State mandates do not equate to certainty for the U.S. offshore wind industry, which has seen some setbacks over the past year. The $2.6 billion, 800 MW Vineyard Wind project has seen its 2022 target date to become the first large-scale U.S. offshore wind project pushed back by a series of delays in BOEM’s permitting process.

Blue said that Dominion was “keeping an eye on those Northeast projects obviously, and learning from them as they move through permitting.” But he added that the utility’s experience with getting it 12 MW project through the federal permitting process makes it “comfortable with our schedule” to complete it by 2026. 

Vineyard Wind has also faced concerns from fishing and shipping industry groups over the potential navigation hazard its wind farm might create off the Massachusetts coast, leading it to consider providing more spacing between its turbines. Dominion’s ocean site doesn’t face the same issues, Blue said, but “we’ll make sure we work with Coast Guard, other interested parties” to ensure they don’t arise.  

A unique, utility-owned offshore wind project 

Dominion’s project differs from the others along the East Coast in that it’s building it itself, rather than contracting the project’s power generation from an independent developer. Dominion bought the ocean tract in the country’s second-ever competitive lease auction in 2013 for a mere $1.6 million.
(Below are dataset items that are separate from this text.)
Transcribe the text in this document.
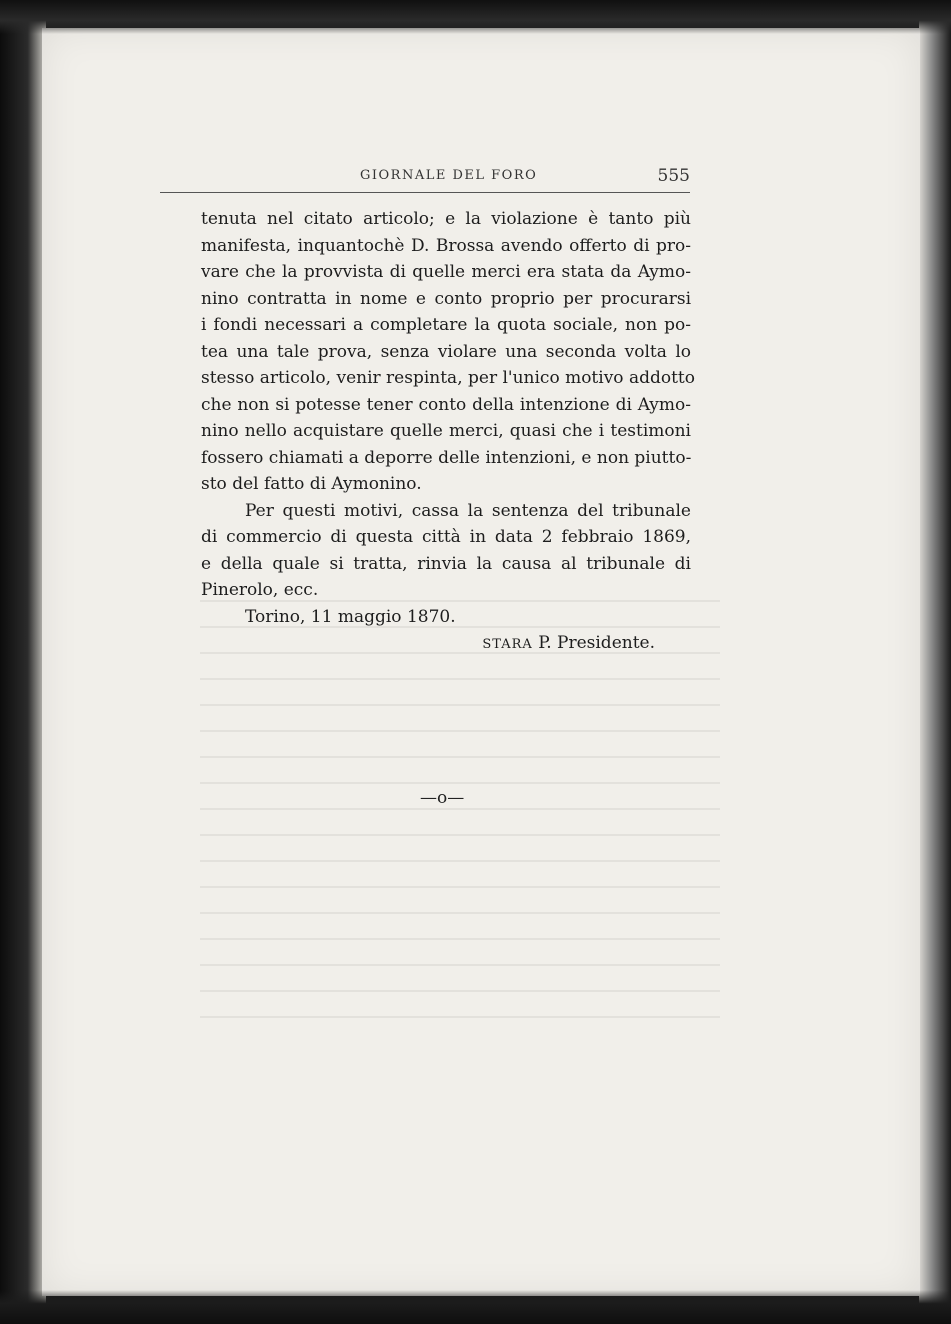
GIORNALE DEL FORO	555
tenuta nel citato articolo; e la violazione è tanto più
manifesta, inquantochè D. Brossa avendo offerto di pro-
vare che la provvista di quelle merci era stata da Aymo-
nino contratta in nome e conto proprio per procurarsi
i fondi necessari a completare la quota sociale, non po-
tea una tale prova, senza violare una seconda volta lo
stesso articolo, venir respinta, per l'unico motivo addotto
che non si potesse tener conto della intenzione di Aymo-
nino nello acquistare quelle merci, quasi che i testimoni
fossero chiamati a deporre delle intenzioni, e non piutto-
sto del fatto di Aymonino.
Per questi motivi, cassa la sentenza del tribunale
di commercio di questa città in data 2 febbraio 1869,
e della quale si tratta, rinvia la causa al tribunale di
Pinerolo, ecc.
Torino, 11 maggio 1870.
STARA P. Presidente.
—o—
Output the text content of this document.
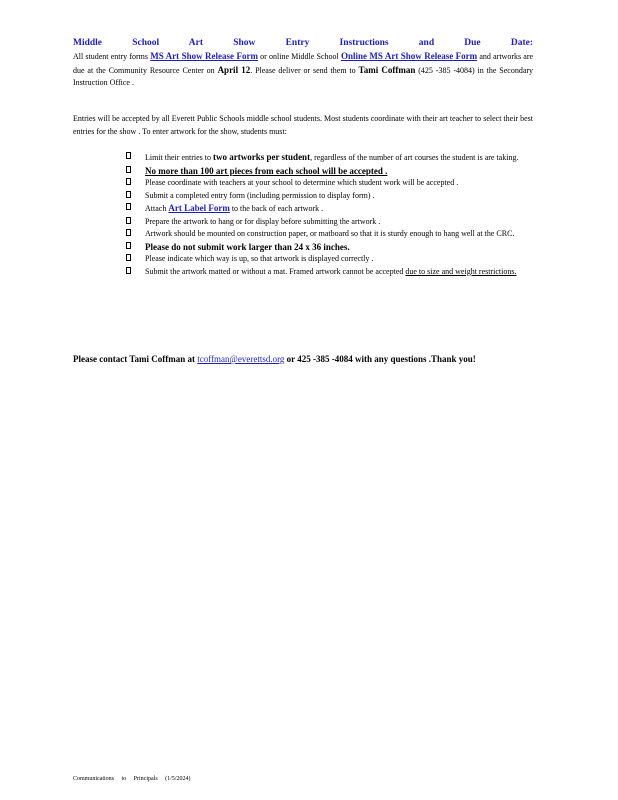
Middle School Art Show Entry Instructions and Due Date:
All student entry forms MS Art Show Release Form or online Middle School Online MS Art Show Release Form and artworks are due at the Community Resource Center on April 12. Please deliver or send them to Tami Coffman (425 -385 -4084) in the Secondary Instruction Office .
Entries will be accepted by all Everett Public Schools middle school students. Most students coordinate with their art teacher to select their best entries for the show . To enter artwork for the show, students must:
Limit their entries to two artworks per student, regardless of the number of art courses the student is are taking.
No more than 100 art pieces from each school will be accepted .
Please coordinate with teachers at your school to determine which student work will be accepted .
Submit a completed entry form (including permission to display form) .
Attach Art Label Form to the back of each artwork .
Prepare the artwork to hang or for display before submitting the artwork .
Artwork should be mounted on construction paper, or matboard so that it is sturdy enough to hang well at the CRC.
Please do not submit work larger than 24 x 36 inches.
Please indicate which way is up, so that artwork is displayed correctly .
Submit the artwork matted or without a mat. Framed artwork cannot be accepted due to size and weight restrictions.
Please contact Tami Coffman at tcoffman@everettsd.org or 425 -385 -4084 with any questions .Thank you!
Communications to Principals (1/5/2024)
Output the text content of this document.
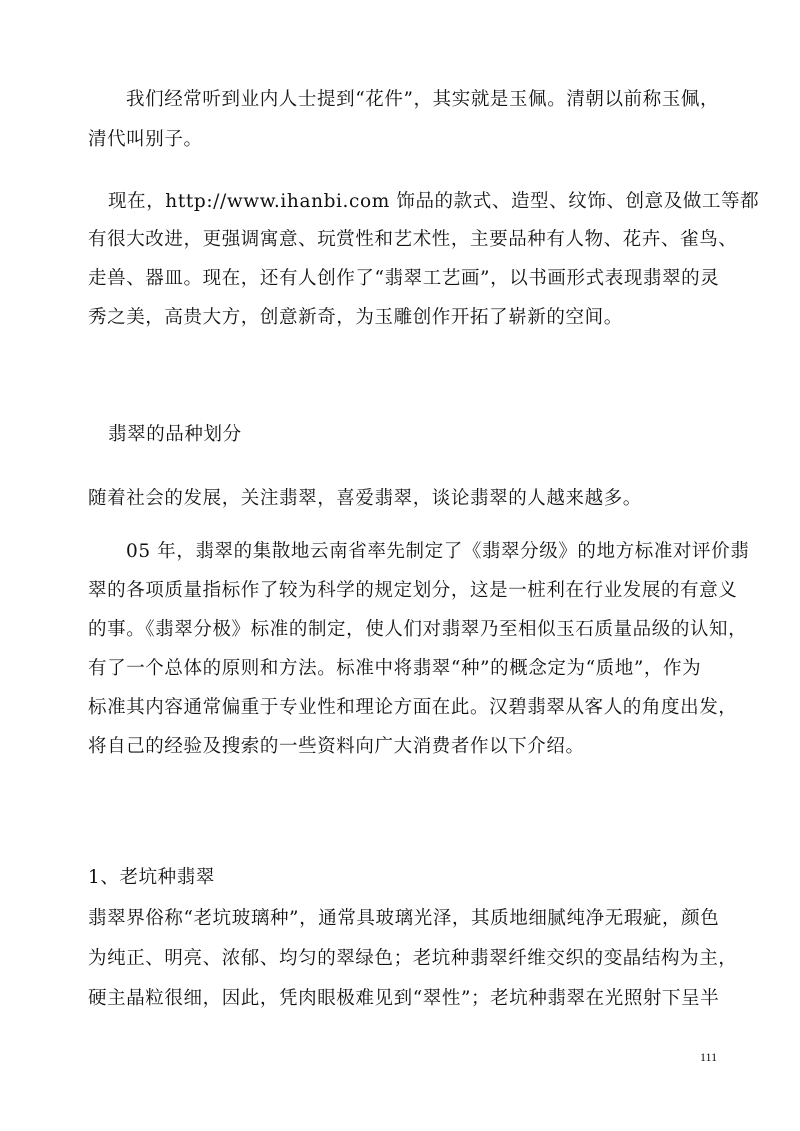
我们经常听到业内人士提到“花件”，其实就是玉佩。清朝以前称玉佩，
清代叫别子。
现在，http://www.ihanbi.com 饰品的款式、造型、纹饰、创意及做工等都
有很大改进，更强调寓意、玩赏性和艺术性，主要品种有人物、花卉、雀鸟、
走兽、器皿。现在，还有人创作了“翡翠工艺画”，以书画形式表现翡翠的灵
秀之美，高贵大方，创意新奇，为玉雕创作开拓了崭新的空间。
翡翠的品种划分
随着社会的发展，关注翡翠，喜爱翡翠，谈论翡翠的人越来越多。
05 年，翡翠的集散地云南省率先制定了《翡翠分级》的地方标准对评价翡
翠的各项质量指标作了较为科学的规定划分，这是一桩利在行业发展的有意义
的事。《翡翠分极》标准的制定，使人们对翡翠乃至相似玉石质量品级的认知，
有了一个总体的原则和方法。标准中将翡翠“种”的概念定为“质地”，作为
标准其内容通常偏重于专业性和理论方面在此。汉碧翡翠从客人的角度出发，
将自己的经验及搜索的一些资料向广大消费者作以下介绍。
1、老坑种翡翠
翡翠界俗称“老坑玻璃种”，通常具玻璃光泽，其质地细腻纯净无瑕疵，颜色
为纯正、明亮、浓郁、均匀的翠绿色；老坑种翡翠纤维交织的变晶结构为主，
硬主晶粒很细，因此，凭肉眼极难见到“翠性”；老坑种翡翠在光照射下呈半
111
Since then, the price of bids for BOEM auctions has skyrocketed, from $247 per square-kilometer in 2015 to more than $250,000 per square-kilometer in 2018. 

This ownership model also makes Dominion the offtaker of its own power, compared to the state-led solicitations and offtake agreement negotiations in other states, although other East Coast utilities like New Jersey’s PSEG and New England’s Eversource are investing in projects. 

This also gives Dominion a potential advantage in offshore transmission planning, compared to the complex challenges of allocating transmission costs among multiple projects that are growing in scale over time, according to the Business Network for Offshore Wind, a nonprofit group advising the U.S. offshore wind industry. 

“This all-in-one centralized approach enables Dominion Energy (and Virginia more broadly) to be first movers in deploying planned transmission assets” along the East Coast, the group noted in a report released last month. It also puts it in the position to “strongly consider the benefits of constructing a planned expandable OSW transmission system that can accommodate Virginia’s entire 5.2 GW goal.”